The problem here is that ITableEntity is still leaking outside of the Azure DAL even though it is represented as the expected type. While I don’t like my classes leaking knowledge inappropriately to higher layers I also don’t like plumbing logic that converts between two model classes that are logically the same (although tools like AutoMapper do take some of this pain away).

Using an entity adapter is a really clean way to get your cake and eat it. The original code of this concept was posted by the Windows Azure Storage Team (you can read it here). I’ve taken that code and tweaked it slightly to make it a little more reusable.
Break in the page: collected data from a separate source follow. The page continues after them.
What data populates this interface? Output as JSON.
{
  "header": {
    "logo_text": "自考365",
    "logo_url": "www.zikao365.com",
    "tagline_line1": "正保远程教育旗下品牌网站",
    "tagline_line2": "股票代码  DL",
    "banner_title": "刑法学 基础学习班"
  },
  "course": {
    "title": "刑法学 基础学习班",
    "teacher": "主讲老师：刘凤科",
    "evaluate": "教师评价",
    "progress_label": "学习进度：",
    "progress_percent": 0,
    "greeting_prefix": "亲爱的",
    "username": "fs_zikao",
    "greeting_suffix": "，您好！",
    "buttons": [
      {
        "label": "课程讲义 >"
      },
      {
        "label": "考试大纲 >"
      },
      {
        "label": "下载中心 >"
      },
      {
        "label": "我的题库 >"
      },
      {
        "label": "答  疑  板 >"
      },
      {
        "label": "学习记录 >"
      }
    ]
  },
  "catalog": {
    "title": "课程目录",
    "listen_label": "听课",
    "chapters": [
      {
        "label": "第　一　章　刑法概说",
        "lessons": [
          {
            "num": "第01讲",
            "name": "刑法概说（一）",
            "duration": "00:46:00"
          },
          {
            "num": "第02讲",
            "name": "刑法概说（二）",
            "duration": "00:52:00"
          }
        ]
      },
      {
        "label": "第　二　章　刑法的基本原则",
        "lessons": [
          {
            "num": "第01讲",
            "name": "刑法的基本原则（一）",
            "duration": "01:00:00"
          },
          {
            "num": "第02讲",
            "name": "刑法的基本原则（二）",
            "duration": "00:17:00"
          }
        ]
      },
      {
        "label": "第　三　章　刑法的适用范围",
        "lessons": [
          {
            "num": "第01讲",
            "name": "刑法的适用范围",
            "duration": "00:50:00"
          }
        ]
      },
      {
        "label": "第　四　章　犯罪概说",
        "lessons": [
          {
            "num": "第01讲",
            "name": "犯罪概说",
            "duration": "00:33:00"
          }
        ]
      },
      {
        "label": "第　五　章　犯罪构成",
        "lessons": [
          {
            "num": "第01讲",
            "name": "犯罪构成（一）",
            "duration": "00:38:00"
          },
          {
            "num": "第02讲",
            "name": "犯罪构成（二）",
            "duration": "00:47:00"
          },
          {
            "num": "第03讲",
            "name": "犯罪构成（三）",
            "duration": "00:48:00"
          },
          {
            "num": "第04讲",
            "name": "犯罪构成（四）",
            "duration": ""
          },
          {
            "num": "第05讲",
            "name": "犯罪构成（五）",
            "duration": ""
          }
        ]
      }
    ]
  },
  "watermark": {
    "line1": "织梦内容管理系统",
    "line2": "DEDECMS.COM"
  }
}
namespace MyProject.DataAccess.Azure
{
    using System;
    using System.Collections.Generic;
    using Microsoft.WindowsAzure.Storage;
    using Microsoft.WindowsAzure.Storage.Table;
    using Seterlund.CodeGuard;
    
    internal abstract class EntityAdapter<T> : ITableEntity where T : class, new()
    {
        private string _partitionKey;
    
        private string _rowKey;
    
        private T _value;
    
        protected EntityAdapter()
        {
        }
    
        protected EntityAdapter(T value)
        {
            Guard.That(value, &quot;value&quot;).IsNotNull();
    
            _value = value;
        }
    
        /// <inheritdoc />
        public void ReadEntity(IDictionary<string, EntityProperty> properties, OperationContext operationContext)
        {
            _value = new T();
    
            TableEntity.ReadUserObject(_value, properties, operationContext);
    
            ReadValues(properties, operationContext);
        }
    
        /// <inheritdoc />
        public IDictionary<string, EntityProperty> WriteEntity(OperationContext operationContext)
        {
            var properties = TableEntity.WriteUserObject(Value, operationContext);
    
            WriteValues(properties, operationContext);
    
            return properties;
        }
    
        protected abstract string BuildPartitionKey();
    
        protected abstract string BuildRowKey();
    
        protected virtual void ReadValues(
            IDictionary<string, EntityProperty> properties, 
            OperationContext operationContext)
        {
        }
    
        protected virtual void WriteValues(
            IDictionary<string, EntityProperty> properties, 
            OperationContext operationContext)
        {
        }
    
        /// <inheritdoc />
        public string ETag
        {
            get;
            set;
        }
    
        /// <inheritdoc />
        public string PartitionKey
        {
            get
            {
                if (_partitionKey == null)
                {
                    _partitionKey = BuildPartitionKey();
                }
    
                return _partitionKey;
            }
    
            set
            {
                _partitionKey = value;
            }
        }
    
        /// <inheritdoc />
        public string RowKey
        {
            get
            {
                if (_rowKey == null)
                {
                    _rowKey = BuildRowKey();
                }
    
                return _rowKey;
            }
    
            set
            {
                _rowKey = value;
            }
        }
    
        /// <inheritdoc />
        public DateTimeOffset Timestamp
        {
            get;
            set;
        }
    
        public T Value
        {
            get
            {
                return _value;
            }
        }
    }
}

This class has the flexibility to build a partition and row key for simple adapter usage and then be extended to override ReadValues and WriteValues to store additional metadata with your value for more complex scenarios. To write your value to table storage you simply wrap it in a new instance of your adapter which will pass the value down to the appropriate base constructor. Reading the entity from table storage will then select the Value property on the way back out.

This method allows for the adapter to be an internal bridge between your model class and table storage. The type being returned from the DAL is now POCO while table storage has an ITableEntity that it can use.